To find out more about what is actually planned and possible in the near term for Richmond, you can ask Jakob Helmboldt, the city’s Bicycle and Pedestrian Coordinator.  He’s the featured guest at tomorrow’s (9/12) Sierra Club meeting at the Science Museum, 7 p.m.  See this link for details.

Mayo Bridge Experiment

3 Sep

A reader named Susan shared a video on the blog’s Facebook page and it’s so cool I wanted to highlight it further.  Here’s the Vimeo link.  It documents an effort by planning students in Cleveland to envision the transformation of a couple of blocks of Rockwell Avenue into a “complete and green street.”  As you probably know, “complete streets” are ones that are friendly and safe for all users, prioritizing cyclists and pedestrians to the same degree as cars.

Here’s the part that really grabs me: it makes clear that you can try out, say, a separated cycle track on a temporary basis to see how it works!  It’s such a simple and obvious thing, but I’ve never seen an example of this kind of experiment before.  Debates about bike lanes and such are otherwise abstract and occur at the level of drawings and statistics.  This way you can get a very clear and concrete sense of what effects a change will likely have.

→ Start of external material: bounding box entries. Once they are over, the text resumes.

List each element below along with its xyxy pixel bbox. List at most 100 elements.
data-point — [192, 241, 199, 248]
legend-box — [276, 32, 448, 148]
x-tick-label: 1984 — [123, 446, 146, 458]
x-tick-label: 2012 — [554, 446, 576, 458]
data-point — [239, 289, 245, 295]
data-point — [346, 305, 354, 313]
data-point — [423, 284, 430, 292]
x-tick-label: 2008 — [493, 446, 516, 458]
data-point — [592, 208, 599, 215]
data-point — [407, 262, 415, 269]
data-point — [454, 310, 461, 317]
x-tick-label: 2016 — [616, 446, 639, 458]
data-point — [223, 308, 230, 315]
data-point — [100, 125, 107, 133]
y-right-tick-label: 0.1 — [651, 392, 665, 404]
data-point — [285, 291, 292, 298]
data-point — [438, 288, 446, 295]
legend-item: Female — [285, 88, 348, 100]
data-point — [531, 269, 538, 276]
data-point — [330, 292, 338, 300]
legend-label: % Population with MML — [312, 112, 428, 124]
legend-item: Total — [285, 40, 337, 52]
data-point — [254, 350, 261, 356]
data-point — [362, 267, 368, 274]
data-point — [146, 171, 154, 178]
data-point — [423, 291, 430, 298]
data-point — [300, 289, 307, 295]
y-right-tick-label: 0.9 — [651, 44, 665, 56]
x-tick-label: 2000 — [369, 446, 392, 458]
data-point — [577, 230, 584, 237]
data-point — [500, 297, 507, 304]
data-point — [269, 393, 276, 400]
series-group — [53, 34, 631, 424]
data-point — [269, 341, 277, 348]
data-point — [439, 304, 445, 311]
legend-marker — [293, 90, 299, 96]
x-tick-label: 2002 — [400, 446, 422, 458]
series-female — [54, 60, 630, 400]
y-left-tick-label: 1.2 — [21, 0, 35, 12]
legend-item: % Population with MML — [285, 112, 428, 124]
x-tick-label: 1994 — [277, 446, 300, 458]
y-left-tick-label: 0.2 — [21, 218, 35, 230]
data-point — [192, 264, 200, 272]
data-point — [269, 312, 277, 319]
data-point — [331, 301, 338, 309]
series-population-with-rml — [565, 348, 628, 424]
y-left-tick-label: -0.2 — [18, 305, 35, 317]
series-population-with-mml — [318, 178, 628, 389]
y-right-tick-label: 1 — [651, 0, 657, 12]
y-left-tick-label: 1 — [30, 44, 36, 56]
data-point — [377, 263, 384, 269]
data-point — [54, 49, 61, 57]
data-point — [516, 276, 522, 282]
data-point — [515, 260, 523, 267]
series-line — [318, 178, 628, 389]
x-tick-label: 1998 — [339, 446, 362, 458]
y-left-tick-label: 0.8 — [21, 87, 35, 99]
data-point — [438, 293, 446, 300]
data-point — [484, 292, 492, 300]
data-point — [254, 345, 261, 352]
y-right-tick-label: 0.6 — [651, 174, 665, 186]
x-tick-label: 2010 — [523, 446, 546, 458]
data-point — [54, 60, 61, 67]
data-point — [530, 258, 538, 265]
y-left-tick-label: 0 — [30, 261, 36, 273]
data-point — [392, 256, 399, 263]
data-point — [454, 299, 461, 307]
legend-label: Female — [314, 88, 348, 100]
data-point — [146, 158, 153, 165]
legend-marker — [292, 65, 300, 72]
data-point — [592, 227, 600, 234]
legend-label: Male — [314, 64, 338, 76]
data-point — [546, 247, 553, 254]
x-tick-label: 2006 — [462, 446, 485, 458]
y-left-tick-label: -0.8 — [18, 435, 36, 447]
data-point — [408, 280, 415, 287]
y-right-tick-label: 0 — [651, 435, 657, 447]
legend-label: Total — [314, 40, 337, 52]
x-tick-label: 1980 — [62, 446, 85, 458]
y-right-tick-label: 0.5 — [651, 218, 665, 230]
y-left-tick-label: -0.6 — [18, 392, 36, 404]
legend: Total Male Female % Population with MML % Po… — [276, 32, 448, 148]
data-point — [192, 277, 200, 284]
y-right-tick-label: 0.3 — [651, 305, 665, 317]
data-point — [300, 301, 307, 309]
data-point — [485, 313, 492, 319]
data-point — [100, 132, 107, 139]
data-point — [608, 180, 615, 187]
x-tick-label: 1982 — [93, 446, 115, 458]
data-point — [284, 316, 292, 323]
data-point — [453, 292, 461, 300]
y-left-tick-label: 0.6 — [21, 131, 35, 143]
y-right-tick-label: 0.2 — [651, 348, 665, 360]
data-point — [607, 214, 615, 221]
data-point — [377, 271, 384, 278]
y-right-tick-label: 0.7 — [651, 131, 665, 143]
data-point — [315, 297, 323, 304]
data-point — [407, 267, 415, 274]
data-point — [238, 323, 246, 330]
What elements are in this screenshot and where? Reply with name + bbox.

So, here’s my thought.  The Planning Commission is meeting tomorrow (see complete info below), and one item on the agenda is the Riverfront Plan.  That plan calls for a road diet on the Mayo Bridge, converting it from four lanes into two, to make it much more bicycle- and pedestrian-friendly.  Why not just try it out for a few weeks?  If traffic engineers are concerned about the effects, well why don’t we do an experiment?  Use temporary striping, bollards, planters, and/or signage to narrow the bridge.  If chaos ensues, then we’ll know.  If people find it really appealing, we’ll have a sense of that too.

Assuming a positive outcome, this could be a good way to convince the skeptics (traffic engineers) that new traffic patterns and bicycle accommodations will actually work and not disrupt things as much as they fear.

Do consider attending the Planning Commission meeting tomorrow if you can make it.  It’s at 1:30 p.m. at City Hall.  Further details are on the official agenda.